After working and marrying, he had returned home from Baltimore in 2002 to take over the family business.

Smithson said his first recollection of his father "was seeing my dad's firefighting equipment at home." Like most small boys, he was most impressed with the paraphernalia of firefighting, neat suits and hats and boots, plus riding on a big red fire engine sounding the alarm. The family lived on East New Hampshire Avenue then, within easy biking distance for Michael to engage in his beloved volunteer activity. He stuck with it for 20 years, until 1997.

Chris remembers being taken in arms to meetings at age 4 or 5 when his father was on the council.

"I was probably the first Southern Pines resident to attend a council meeting in pajamas," he quipped.

Smithson sees his father's most durable legacy as the creation of the town's water treatment plant -- which was paid for by Southern Pines residents, who enacted their own bond issue to build it in the early 1980s while Smithson was a member of council.

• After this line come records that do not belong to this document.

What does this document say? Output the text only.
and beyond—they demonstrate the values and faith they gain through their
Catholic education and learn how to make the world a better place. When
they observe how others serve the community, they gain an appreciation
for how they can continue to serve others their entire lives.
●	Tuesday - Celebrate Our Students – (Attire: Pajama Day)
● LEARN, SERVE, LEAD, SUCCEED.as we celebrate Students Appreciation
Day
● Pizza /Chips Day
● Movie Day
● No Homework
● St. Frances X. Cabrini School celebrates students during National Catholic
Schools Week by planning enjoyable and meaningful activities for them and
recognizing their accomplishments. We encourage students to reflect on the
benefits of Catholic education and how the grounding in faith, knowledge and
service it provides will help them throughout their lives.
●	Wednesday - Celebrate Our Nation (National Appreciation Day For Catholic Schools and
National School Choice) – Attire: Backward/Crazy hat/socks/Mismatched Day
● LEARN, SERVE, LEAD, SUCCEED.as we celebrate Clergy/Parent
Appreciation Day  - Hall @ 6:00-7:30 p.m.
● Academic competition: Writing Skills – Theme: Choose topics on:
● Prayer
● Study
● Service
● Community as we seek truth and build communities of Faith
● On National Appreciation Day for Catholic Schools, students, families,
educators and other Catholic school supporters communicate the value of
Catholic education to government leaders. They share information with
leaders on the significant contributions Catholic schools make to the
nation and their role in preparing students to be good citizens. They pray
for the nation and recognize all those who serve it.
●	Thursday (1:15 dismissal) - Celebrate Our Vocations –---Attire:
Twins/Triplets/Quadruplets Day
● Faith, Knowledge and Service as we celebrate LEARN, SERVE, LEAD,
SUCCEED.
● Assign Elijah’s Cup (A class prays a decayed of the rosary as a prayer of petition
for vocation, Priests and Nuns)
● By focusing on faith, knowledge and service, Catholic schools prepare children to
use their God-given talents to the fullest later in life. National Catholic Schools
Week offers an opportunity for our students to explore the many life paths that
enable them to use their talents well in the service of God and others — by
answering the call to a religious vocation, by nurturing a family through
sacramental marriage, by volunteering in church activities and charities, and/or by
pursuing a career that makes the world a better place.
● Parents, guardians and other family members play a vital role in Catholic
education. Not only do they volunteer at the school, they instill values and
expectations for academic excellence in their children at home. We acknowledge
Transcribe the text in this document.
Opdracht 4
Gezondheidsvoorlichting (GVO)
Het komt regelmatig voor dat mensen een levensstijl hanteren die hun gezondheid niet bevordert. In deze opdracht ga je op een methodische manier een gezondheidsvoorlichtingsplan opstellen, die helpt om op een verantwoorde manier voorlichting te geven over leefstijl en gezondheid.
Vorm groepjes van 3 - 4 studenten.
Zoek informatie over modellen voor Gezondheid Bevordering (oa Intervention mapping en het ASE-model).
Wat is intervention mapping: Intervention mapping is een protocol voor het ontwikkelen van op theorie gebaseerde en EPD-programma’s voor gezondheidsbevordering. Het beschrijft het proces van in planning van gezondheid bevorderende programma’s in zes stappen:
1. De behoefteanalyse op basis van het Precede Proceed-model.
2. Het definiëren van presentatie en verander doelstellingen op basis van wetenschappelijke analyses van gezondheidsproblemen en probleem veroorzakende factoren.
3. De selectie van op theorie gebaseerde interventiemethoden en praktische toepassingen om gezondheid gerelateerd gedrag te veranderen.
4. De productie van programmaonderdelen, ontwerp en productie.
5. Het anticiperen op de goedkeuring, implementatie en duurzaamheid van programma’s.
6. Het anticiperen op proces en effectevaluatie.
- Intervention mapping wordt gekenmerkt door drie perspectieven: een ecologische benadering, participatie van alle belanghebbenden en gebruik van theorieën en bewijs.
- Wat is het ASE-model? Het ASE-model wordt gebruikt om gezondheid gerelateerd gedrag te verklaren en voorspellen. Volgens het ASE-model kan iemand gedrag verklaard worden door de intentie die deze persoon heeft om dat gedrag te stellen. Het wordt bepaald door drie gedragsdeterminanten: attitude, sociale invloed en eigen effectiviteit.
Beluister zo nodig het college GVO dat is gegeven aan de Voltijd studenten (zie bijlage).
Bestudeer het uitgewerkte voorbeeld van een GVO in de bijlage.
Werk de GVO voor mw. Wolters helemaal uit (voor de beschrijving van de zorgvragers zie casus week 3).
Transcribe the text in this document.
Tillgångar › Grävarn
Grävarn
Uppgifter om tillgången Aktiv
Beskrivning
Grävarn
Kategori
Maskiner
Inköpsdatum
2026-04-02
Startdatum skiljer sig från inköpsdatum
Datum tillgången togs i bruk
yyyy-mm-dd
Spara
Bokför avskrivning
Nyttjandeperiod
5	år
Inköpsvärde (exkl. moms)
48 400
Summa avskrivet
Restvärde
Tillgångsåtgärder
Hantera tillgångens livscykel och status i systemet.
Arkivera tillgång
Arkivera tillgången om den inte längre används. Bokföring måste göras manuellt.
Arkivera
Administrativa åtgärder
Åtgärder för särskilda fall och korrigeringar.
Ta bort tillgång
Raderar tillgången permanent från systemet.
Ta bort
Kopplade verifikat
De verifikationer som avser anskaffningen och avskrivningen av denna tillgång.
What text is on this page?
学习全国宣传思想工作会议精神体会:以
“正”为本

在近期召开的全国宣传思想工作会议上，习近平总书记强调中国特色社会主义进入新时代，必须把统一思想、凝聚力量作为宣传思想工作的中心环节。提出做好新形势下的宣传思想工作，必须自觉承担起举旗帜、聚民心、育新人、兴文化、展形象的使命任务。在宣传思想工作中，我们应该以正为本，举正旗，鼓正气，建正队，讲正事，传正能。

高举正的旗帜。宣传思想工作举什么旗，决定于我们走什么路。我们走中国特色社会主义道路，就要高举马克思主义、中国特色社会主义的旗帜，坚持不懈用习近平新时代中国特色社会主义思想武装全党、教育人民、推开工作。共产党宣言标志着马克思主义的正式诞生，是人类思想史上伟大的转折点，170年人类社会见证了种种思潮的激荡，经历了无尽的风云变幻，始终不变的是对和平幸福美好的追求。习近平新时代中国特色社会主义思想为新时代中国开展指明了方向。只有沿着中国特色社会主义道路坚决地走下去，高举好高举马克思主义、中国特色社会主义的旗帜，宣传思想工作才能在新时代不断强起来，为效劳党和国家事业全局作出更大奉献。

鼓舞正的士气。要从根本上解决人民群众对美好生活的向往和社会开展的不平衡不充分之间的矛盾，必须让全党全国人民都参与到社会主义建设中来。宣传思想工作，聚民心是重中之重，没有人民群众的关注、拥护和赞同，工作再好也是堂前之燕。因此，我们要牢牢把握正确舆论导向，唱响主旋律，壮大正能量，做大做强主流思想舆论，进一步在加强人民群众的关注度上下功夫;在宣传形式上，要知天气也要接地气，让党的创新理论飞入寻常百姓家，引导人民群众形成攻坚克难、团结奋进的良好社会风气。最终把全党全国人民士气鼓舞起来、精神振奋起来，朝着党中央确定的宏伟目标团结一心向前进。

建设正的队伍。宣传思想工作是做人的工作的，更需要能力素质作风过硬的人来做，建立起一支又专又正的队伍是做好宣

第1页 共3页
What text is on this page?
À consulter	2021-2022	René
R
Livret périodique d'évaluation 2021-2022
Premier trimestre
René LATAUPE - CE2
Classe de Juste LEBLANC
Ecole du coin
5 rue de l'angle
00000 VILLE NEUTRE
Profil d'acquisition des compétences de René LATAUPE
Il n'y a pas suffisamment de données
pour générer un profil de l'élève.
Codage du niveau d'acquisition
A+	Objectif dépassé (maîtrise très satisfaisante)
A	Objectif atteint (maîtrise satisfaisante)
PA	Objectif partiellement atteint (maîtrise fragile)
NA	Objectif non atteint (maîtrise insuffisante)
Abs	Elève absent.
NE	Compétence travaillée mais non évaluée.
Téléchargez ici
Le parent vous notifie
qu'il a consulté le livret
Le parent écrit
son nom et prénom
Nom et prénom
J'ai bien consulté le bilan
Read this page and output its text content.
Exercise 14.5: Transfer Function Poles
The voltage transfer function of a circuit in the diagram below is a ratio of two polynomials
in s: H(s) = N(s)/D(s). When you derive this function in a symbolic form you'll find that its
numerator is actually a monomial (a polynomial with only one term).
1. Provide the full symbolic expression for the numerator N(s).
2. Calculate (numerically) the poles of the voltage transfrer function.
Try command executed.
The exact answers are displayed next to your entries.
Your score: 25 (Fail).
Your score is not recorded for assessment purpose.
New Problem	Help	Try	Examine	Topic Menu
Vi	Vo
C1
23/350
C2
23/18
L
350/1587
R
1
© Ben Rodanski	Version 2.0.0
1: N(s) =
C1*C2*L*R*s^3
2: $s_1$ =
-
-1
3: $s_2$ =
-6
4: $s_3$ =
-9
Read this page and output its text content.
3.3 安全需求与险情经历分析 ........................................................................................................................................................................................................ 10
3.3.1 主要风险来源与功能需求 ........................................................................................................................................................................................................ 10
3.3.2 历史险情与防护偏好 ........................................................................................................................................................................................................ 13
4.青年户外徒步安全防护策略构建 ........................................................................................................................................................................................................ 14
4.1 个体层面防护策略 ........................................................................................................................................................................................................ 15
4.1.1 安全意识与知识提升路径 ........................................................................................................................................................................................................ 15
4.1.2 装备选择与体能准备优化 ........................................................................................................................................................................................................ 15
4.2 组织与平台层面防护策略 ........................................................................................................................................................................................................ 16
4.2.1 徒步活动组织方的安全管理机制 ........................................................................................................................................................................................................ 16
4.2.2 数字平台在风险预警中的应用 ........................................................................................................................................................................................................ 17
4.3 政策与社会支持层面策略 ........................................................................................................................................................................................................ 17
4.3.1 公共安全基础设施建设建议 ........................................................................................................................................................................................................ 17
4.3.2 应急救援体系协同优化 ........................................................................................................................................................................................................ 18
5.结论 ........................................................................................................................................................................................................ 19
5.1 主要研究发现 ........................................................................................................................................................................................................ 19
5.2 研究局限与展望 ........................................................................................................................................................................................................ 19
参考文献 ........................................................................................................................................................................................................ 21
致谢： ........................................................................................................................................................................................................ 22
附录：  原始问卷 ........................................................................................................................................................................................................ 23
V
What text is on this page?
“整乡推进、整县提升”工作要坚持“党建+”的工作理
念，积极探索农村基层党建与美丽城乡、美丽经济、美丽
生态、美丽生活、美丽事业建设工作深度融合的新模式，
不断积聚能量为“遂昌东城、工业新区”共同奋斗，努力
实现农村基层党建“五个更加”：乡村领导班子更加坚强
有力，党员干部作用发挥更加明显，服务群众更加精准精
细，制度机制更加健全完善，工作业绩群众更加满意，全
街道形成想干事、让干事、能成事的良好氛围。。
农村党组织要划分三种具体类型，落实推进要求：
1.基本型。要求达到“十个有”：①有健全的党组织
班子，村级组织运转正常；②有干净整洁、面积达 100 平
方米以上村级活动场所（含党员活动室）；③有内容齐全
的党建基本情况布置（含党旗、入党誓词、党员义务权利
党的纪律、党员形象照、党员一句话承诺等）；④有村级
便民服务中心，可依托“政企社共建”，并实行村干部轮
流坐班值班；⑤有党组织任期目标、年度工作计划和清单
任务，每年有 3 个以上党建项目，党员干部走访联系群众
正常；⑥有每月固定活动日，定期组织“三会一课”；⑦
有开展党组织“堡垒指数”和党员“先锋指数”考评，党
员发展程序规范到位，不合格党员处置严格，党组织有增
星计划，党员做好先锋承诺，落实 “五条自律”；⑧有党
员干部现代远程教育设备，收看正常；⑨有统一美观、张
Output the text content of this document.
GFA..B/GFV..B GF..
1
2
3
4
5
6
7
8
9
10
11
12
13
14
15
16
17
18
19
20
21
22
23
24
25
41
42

At the time, the growing town needed a reliable water supply system and couldn't interest either Moore County or nearby town elected officials in creating a countywide or regional system, so the town went it alone.

Chris Smithson also said his father had told him about trying to get the council interested in changing General Business zoning in place along U.S. 1 at a key gateway location in Southern Pines to limit land use to something less intensive, such as Office and Professional.

No one acted until after Leith bought the property, with plans to build as many as four auto dealerships on the property, which was already zoned for it.

The council of 2005 voted belatedly to rezone the tract to exclude Leith's proposed land use after a vocal outcry. Chris Smithson warned everyone of the failure to act. Now Leith is suing the town for $10 million.

Former Mayor Jane Clark, who still lives in Southern Pines, remembered Chris Smithson's father as a person who "did his homework and loved Southern Pines." She was top vote-getter in her first election in 1983 and remembers Smithson's support of her mayoral bid as simply the right thing to do.

Smithson loved to indulge in a favorite hobby of building model railroad cars, of which he'd made "hundreds," Chris recalls. He remembers his father helping the local Model Railroad Club get space in the basement of the town-owned Campbell House for its meetings back in the 1980s.

Michael's son, Chris, recalled that his father's other love manifested itself in his purchase of a bell to hang on a fire engine in memory of the old days.